Ok so I might as well admit that I watch a hell of a lot of television and movies. I like watching them what can I say. One ways that I end up find interesting television is by surfing horizontally in the grid with my ReplayTV looking for shows I’ve never heard of. (I’m a big fan of mid season replacements that don’t make it - Life on a stick for example)
That takes a lot of time, and if I stop then I end up with the same shows I always watch - which normally isn’t a big deal but now that summer is here and everyone is showing reruns out the ying-yang - that doesn’t work so well for me.
A long long time ago I wrote a program in Python to help me with this task. Basically it would look at the TV listings for me and keep track of show titles that appear. When a show title shows up that it had never seen before it would send out an email.
So for example when Spike started running CSI - it didn’t care because CSI is a known show (It’s been on CBS forever) but when Trio ran “The Truth About Gay Animals” it alerted me. It’s a bit of a shotgun approach - but it help filter down all the billions of repeats they like to show. (Yes I’m talking about you BBC-America)
It wasn’t great but it helped.

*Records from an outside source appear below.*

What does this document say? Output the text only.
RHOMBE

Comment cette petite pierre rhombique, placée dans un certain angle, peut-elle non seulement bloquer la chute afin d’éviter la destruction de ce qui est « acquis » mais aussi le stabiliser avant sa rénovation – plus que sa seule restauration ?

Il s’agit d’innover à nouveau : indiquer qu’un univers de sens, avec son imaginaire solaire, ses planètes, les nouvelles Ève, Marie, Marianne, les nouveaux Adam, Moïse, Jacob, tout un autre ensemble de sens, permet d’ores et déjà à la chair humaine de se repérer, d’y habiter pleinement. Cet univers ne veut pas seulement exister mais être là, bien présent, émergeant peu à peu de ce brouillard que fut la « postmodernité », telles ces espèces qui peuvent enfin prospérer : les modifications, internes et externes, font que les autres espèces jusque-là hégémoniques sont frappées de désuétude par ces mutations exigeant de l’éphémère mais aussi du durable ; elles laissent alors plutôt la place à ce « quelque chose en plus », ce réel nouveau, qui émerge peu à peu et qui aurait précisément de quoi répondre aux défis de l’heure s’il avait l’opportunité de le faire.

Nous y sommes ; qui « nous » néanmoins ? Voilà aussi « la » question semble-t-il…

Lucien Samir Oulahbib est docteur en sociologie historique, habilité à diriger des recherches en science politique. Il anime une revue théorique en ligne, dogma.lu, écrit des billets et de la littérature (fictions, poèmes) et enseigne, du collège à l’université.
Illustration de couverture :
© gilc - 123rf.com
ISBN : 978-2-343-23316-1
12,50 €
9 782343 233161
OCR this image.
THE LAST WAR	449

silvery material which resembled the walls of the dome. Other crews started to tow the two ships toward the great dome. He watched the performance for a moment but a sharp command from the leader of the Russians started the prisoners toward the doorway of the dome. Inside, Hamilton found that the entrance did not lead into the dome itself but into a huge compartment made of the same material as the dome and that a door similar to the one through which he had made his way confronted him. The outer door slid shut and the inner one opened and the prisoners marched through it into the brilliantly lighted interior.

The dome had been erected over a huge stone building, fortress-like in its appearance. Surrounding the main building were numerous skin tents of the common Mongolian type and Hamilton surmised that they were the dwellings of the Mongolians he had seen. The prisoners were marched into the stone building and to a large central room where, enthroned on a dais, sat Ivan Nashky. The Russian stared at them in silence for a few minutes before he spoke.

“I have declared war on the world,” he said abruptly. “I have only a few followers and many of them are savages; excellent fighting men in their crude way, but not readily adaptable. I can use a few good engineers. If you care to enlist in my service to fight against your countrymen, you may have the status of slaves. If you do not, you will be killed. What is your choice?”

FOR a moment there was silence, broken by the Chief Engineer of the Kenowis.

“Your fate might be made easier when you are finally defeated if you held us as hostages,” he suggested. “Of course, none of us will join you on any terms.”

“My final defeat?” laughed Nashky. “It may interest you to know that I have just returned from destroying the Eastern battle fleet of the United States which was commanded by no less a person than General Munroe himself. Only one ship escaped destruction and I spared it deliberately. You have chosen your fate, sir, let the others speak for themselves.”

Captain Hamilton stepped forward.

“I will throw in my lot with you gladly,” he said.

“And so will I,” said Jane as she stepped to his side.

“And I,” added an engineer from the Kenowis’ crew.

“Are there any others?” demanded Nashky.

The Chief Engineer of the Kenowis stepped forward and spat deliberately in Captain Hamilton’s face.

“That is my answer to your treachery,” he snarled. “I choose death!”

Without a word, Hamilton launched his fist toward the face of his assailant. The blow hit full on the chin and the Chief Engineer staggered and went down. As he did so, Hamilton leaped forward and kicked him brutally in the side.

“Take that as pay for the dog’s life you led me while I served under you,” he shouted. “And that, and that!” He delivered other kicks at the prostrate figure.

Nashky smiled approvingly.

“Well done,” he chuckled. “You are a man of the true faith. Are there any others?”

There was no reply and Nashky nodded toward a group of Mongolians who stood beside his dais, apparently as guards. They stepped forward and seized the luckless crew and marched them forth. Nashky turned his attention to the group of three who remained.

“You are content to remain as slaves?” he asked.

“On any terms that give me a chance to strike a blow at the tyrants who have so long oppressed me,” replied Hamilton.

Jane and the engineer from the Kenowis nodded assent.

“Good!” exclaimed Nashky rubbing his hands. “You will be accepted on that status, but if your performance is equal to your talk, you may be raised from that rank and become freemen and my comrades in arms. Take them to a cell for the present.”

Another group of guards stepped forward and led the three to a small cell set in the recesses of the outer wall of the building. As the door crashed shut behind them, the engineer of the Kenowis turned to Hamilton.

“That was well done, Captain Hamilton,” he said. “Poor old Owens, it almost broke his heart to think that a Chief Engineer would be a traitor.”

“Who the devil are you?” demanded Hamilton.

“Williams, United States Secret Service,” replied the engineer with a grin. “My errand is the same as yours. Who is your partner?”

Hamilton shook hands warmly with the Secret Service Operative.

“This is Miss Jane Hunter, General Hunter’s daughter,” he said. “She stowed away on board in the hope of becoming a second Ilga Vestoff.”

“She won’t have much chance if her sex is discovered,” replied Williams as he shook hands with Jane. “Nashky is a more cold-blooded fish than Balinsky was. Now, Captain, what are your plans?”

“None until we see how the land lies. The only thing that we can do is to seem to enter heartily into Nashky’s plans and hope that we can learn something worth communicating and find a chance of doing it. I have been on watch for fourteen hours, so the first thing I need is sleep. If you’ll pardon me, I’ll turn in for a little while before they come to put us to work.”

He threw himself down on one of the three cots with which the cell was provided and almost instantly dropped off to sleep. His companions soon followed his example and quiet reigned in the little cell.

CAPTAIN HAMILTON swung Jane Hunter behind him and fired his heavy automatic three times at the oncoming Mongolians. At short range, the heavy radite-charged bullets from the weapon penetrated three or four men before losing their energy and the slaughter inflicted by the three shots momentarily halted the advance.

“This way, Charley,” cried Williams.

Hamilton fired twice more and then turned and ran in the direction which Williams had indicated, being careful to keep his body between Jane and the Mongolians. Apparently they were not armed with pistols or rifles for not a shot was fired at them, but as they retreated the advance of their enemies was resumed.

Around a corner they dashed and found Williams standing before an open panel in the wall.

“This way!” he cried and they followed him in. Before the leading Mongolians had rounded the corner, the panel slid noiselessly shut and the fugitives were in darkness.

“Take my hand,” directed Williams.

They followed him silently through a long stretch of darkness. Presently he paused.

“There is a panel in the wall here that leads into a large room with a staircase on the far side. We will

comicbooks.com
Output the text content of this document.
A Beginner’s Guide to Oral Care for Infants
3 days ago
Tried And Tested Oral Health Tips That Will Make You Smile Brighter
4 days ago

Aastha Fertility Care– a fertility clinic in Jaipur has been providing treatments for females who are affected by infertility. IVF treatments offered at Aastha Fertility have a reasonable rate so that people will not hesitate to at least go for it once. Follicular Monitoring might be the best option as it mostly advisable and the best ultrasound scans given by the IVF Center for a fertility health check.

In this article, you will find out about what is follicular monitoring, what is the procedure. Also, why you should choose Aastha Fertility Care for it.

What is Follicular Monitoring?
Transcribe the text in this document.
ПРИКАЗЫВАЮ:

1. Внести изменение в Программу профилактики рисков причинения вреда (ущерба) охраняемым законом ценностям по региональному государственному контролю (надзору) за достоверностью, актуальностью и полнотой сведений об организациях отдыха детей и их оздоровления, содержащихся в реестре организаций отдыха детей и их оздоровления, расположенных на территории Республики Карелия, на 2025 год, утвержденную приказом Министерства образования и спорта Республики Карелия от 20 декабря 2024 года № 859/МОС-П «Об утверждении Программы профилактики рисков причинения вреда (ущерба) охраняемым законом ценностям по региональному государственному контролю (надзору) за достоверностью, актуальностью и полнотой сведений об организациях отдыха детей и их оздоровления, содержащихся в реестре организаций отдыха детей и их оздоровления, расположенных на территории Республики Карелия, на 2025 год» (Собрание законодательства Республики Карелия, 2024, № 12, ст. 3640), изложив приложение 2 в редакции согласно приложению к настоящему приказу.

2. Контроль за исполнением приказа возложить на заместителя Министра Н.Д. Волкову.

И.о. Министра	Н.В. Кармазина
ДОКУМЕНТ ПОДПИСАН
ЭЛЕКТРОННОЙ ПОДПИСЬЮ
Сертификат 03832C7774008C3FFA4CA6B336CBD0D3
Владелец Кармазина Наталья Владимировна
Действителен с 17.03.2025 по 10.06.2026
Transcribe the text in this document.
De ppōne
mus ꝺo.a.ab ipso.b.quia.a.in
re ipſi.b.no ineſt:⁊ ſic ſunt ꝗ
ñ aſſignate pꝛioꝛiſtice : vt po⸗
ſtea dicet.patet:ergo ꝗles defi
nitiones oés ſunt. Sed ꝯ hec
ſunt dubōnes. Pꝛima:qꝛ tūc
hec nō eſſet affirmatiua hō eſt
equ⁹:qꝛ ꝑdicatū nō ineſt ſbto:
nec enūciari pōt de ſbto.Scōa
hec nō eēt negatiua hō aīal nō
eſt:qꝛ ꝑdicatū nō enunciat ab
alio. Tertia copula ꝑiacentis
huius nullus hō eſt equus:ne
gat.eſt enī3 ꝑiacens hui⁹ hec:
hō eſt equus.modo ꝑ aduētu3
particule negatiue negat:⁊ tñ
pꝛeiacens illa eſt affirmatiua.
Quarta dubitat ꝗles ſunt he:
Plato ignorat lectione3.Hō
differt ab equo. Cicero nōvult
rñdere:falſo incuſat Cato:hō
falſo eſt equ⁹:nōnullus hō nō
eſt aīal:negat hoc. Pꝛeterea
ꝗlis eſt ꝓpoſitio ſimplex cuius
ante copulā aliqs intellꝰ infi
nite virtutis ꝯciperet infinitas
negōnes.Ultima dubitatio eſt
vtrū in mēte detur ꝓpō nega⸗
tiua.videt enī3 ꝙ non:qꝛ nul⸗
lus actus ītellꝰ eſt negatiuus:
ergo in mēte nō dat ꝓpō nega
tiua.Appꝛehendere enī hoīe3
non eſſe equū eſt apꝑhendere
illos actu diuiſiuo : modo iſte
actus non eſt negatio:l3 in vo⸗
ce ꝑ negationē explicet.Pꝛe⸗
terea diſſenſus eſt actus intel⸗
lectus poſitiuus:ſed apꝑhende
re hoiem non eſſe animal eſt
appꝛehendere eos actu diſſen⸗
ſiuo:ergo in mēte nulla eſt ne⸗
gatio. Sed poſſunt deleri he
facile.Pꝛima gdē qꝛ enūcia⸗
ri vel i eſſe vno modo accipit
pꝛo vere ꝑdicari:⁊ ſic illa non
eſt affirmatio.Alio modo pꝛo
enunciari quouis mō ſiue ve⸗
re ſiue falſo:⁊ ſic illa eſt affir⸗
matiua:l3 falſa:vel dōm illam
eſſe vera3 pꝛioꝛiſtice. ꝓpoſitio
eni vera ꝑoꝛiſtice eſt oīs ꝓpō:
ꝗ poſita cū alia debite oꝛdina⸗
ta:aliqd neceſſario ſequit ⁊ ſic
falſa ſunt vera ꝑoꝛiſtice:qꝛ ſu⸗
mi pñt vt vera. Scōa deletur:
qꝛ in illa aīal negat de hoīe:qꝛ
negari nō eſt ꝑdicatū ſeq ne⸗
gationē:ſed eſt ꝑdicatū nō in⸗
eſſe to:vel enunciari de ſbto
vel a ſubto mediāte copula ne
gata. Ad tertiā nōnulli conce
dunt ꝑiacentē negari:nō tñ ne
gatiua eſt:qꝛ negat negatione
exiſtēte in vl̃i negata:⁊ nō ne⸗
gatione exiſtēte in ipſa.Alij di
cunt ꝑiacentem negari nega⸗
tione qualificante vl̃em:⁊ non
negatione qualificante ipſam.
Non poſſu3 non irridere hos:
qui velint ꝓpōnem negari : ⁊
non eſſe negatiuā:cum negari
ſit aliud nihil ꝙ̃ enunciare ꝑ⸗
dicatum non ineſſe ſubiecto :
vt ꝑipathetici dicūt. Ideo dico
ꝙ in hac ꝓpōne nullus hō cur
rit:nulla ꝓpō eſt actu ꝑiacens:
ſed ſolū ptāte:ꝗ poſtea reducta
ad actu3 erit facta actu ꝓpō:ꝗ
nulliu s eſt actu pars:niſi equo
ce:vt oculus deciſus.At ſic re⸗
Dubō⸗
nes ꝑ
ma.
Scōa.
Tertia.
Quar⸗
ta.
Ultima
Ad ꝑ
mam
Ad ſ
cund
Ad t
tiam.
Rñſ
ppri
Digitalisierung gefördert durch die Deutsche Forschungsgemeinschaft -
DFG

Eventually it had some problems I didn’t feel like fixing so I just turned it off and let it gather dust.
Then about a week ago I came across this article. Basically it shows a neat little tool in Python that makes it easy for you to generate RSS feeds from the command line.
The light bulb went off - I have a program that needs to send out info - it’s already in Python - maybe I could graft this RSS stuff into the program and make it useful again.
Well folks that’s exactly what I did. I also found a major bug in the system that was preventing it from seeing shows that were on (kind of major since that is the only thing it is supposed to do).
So I setup some channels to monitor and put the feeds up for your pleasure. The system looks about 7 days ahead. It’s going to be noisy in the begining because it is building up it’s database of shows.
There are two ways you can use the feeds - you can just subscribe to the Master Feed. That is all the channels in on single feed. Or subscribe to a given channel ( I recommend this option)
Hopefully this will work and be useful - just an FYI - if it doesn’t and it isn’t I’ll be putting it back in it’s litle crate.
Oh and I almost forgot - you can go to here to see the feeds. I made the page work so that if you click on the subscribe link from bloglines you can actually select all the channels you want at one time.
Ok - so actually I wrote this a few hours ago. I had been testing my feeds in a little RSS agregator I downloaded and everything worked great. Unfortunately when I viewed it in Bloglines the HTML in the description was completely escaped meaning instead of nice HTML you got lots of greater than and less than signs.
Apparently I didn’t read the fine print in the RSS library I’m using because it does mention that it doesn’t support HTML. I didn’t realize this because the desktop ap just figures it out - but since Bloglines doesn’t I’m back to sorting this out.
One small rant
Which leads me to a small rant about Python. I really like the language. It’s very clear and flows easily. It doesn’t have a lot of bad early design decisions to overcome (Yes I do mean PHP) which makes it nice to drop in to. There’s just one problem with Python - no one uses it. Obviously I don’t mean no one - because people do use it. But every time I try to do something in Python and I need a library my choices are always incredibly limited. In this case there appears to be one and only on RSS generator for 1.0. Fortunatly someone else made a RSS 2.0 generator (it’s on version 0.1.1) which doesn’t do exactly what I want but I can fix that.